I have such schema
schema embeddings {
document embeddings {
field id type int {}
field text_embedding type tensor<double>(d0[960]) {
indexing: attribute | index
attribute {
distance-metric: euclidean
}
}
}
rank-profile distance {
num-threads-per-search:1
inputs {
query(query_embedding) tensor<double>(d0[960])
}
first-phase {
expression: distance(field, text_embedding)
}
}
}
and such query body:
body = {
'yql': 'select * from embeddings where ({approximate:false, targetHits:10} nearestNeighbor(text_embedding, query_embedding));',
"hits":10,
'input': {
'query(query_embedding)': [...],
},
'ranking': {
'profile': 'distance',
},
}
The thing is the output of this query returns different results depending on targetHits
parameter. For example, the top-1 distance for targetHits: 10
is 2.847000
, and the top-1 distance for targetHits: 200
is 3.028079
.
More of that, if I perform the same query using vespa cli:
vespa query -t http://query "select * from embeddings where ([{\"targetHits\":10}] nearestNeighbor(text_embedding, query_embedding));" \
"approximate=false" \
"ranking.profile=distance" \
"ranking.features.query(query_embedding)=[...]"

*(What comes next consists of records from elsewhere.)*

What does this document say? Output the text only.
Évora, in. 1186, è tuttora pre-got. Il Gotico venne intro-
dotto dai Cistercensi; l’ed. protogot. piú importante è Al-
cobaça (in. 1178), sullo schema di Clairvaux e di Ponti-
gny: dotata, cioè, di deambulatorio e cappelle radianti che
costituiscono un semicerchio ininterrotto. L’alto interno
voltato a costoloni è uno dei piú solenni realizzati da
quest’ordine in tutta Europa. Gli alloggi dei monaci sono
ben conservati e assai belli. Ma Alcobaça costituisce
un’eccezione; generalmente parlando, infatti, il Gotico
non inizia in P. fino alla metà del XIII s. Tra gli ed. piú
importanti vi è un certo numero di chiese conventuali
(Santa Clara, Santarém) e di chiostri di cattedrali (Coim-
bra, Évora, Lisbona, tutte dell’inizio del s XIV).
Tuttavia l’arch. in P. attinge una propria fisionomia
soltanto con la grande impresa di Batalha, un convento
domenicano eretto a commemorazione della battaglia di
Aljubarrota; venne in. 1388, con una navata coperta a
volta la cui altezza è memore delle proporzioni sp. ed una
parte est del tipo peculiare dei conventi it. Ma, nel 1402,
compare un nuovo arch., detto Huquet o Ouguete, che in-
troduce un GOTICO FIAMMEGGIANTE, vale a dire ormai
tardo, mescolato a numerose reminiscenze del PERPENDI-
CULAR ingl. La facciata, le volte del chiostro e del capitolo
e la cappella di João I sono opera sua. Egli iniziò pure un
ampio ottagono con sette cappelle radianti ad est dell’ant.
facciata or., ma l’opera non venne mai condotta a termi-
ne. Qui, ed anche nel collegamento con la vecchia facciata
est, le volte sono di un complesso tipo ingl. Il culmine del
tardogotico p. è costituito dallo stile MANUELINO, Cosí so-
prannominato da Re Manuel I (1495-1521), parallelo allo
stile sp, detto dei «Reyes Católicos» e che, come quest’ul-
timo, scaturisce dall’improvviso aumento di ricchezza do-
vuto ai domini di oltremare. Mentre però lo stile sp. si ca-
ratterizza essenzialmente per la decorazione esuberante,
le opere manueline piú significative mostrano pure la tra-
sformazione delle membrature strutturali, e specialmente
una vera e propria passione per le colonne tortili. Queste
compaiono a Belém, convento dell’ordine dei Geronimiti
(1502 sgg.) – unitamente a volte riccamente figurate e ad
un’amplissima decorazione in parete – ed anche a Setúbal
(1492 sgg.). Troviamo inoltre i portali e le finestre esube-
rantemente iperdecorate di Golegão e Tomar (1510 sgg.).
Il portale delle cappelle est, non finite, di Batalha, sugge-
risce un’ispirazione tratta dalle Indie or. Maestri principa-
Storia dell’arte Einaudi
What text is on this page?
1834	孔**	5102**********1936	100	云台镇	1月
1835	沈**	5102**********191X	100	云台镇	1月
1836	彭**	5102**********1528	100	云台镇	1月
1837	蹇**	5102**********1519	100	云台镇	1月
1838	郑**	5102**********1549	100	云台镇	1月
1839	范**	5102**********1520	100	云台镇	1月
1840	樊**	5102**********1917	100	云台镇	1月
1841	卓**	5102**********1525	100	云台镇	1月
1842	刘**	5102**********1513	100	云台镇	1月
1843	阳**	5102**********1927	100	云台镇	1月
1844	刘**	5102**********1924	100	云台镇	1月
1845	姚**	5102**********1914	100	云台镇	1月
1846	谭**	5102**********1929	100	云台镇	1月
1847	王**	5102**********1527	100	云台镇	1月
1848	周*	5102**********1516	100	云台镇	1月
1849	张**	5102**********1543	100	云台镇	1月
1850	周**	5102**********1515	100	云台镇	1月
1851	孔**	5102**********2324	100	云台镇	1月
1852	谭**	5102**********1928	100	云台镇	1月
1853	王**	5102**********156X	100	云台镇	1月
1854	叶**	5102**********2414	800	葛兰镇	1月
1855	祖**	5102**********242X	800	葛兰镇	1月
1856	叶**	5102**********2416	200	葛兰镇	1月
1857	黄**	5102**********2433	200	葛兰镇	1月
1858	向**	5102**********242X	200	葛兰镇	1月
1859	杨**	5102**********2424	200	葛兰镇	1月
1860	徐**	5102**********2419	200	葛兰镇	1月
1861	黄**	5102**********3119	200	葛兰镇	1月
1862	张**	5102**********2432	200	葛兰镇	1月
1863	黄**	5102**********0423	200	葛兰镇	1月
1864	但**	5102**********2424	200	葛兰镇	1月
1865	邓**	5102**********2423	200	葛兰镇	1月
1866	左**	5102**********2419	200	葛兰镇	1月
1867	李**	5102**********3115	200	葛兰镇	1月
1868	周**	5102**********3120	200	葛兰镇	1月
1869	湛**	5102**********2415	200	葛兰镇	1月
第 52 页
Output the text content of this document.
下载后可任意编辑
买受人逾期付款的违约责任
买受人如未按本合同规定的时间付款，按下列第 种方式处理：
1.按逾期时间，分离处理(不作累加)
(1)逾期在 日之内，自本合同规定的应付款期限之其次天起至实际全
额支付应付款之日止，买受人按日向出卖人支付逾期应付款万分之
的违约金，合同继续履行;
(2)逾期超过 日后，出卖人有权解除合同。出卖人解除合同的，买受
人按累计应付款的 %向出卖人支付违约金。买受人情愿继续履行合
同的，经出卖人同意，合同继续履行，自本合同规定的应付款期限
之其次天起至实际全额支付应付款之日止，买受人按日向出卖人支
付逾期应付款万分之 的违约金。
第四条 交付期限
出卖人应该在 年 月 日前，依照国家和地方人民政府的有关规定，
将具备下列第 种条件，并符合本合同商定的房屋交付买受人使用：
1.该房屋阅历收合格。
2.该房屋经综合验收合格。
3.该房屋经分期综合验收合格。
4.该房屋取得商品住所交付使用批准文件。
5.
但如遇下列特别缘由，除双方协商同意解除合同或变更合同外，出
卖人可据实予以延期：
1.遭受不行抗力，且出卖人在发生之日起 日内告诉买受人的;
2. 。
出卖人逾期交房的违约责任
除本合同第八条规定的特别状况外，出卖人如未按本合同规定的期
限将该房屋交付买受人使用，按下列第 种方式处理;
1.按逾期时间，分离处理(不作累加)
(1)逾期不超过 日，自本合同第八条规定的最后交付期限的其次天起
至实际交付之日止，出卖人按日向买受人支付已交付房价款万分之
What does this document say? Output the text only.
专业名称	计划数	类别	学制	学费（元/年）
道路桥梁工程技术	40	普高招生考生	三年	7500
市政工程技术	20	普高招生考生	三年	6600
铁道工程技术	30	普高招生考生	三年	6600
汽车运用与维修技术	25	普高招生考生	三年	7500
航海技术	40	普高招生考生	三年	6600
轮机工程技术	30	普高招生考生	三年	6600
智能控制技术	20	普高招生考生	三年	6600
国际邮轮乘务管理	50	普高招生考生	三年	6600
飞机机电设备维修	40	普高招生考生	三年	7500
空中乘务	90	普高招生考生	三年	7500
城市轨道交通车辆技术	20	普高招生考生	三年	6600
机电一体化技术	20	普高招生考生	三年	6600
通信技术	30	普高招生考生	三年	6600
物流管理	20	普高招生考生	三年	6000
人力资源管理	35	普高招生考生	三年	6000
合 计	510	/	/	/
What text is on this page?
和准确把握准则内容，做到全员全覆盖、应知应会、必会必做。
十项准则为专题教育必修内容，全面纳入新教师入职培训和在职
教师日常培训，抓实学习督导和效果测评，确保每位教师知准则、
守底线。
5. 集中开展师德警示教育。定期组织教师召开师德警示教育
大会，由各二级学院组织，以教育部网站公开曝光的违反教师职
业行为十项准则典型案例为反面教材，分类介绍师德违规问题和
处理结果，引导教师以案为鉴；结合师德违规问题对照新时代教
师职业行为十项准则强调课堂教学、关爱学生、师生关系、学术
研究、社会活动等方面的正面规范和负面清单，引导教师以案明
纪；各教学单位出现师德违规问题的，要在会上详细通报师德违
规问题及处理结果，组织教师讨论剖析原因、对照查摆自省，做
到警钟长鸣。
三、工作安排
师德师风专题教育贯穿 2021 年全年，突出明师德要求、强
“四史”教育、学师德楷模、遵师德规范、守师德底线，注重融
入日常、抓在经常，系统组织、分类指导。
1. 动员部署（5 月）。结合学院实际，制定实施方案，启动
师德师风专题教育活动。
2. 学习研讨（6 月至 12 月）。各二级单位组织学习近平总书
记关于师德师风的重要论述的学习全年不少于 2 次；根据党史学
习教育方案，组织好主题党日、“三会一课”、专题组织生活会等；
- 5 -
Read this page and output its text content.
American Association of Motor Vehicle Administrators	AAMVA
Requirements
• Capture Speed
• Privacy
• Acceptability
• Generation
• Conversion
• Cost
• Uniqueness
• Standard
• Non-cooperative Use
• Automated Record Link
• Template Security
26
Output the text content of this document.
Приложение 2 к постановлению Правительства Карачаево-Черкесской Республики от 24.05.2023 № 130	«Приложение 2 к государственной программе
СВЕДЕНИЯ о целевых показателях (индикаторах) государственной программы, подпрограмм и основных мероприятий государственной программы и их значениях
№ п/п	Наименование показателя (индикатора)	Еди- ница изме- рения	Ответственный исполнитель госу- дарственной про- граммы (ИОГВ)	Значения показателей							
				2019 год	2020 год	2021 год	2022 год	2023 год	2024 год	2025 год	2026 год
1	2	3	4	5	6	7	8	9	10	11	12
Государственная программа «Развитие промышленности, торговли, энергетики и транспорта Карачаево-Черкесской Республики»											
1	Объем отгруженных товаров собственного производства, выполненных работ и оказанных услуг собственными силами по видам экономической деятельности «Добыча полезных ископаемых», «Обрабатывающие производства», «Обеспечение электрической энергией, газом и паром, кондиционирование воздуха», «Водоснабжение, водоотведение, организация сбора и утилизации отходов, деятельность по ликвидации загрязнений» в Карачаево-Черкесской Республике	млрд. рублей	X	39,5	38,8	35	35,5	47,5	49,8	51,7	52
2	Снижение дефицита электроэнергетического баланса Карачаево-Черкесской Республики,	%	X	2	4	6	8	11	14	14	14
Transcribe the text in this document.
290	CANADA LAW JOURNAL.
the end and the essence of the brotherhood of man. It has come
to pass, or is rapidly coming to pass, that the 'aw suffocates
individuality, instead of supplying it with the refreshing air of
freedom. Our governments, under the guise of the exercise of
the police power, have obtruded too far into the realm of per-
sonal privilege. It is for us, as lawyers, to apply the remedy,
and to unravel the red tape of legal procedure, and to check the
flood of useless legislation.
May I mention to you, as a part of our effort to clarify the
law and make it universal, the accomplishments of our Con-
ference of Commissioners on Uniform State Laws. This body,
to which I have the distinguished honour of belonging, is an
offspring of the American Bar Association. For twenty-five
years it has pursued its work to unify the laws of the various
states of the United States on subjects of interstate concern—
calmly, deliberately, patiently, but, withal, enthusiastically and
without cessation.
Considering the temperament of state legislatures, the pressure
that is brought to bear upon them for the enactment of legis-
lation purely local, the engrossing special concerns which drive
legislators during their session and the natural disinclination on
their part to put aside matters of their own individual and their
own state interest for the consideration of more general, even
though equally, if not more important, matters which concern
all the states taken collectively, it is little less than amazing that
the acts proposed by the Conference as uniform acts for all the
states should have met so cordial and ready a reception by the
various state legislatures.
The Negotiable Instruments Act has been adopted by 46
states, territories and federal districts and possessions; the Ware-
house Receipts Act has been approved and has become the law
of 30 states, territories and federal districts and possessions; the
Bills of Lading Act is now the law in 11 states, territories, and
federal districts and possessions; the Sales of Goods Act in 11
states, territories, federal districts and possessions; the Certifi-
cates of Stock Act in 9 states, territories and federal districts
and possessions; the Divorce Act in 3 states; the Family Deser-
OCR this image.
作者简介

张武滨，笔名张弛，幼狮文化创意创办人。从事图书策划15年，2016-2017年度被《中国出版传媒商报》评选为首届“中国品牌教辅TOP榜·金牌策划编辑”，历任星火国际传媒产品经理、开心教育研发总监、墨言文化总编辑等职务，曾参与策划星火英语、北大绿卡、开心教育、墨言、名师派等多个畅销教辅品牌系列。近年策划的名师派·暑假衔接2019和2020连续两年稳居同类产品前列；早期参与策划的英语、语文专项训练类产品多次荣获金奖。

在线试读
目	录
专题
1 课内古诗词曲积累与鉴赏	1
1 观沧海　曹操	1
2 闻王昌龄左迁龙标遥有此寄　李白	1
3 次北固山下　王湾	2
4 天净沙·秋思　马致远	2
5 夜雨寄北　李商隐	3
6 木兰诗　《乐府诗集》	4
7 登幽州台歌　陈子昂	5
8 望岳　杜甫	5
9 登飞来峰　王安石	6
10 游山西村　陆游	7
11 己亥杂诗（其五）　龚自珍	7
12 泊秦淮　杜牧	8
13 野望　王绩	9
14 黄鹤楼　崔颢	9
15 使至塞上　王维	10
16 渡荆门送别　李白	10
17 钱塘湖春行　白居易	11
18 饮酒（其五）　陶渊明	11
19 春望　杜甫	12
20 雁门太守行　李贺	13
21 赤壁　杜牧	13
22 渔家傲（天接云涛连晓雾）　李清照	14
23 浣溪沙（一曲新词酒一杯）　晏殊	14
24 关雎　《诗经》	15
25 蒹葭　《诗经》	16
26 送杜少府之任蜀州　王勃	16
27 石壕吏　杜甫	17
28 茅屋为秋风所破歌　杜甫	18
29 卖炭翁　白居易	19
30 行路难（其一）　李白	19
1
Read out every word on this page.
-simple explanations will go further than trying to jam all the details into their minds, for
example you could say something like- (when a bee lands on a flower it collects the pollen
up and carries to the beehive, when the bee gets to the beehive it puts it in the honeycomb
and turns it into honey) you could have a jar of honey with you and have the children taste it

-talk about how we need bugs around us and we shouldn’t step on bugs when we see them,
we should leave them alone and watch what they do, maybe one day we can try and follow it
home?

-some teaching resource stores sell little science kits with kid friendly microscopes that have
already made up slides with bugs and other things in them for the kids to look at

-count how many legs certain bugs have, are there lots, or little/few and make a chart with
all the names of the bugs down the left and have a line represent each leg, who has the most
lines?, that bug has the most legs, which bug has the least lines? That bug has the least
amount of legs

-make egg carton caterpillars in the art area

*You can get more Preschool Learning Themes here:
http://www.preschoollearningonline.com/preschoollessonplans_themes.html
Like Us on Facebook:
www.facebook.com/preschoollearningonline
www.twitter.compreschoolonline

I'm receiving the third result:
{
"root": {
"id": "toplevel",
"relevance": 1.0,
"fields": {
"totalCount": 10
},
"coverage": {
"coverage": 100,
"documents": 1000000,
"full": true,
"nodes": 1,
"results": 1,
"resultsFull": 1
},
"children": [
{
"id": "id:embeddings:embeddings::926288",
"relevance": 0.8158006540357854,
...
where as we can see top-1 distance is 0.8158
So, how can I perform the exact and not approximate nearest neighbors search, which results do not depend on any parameters?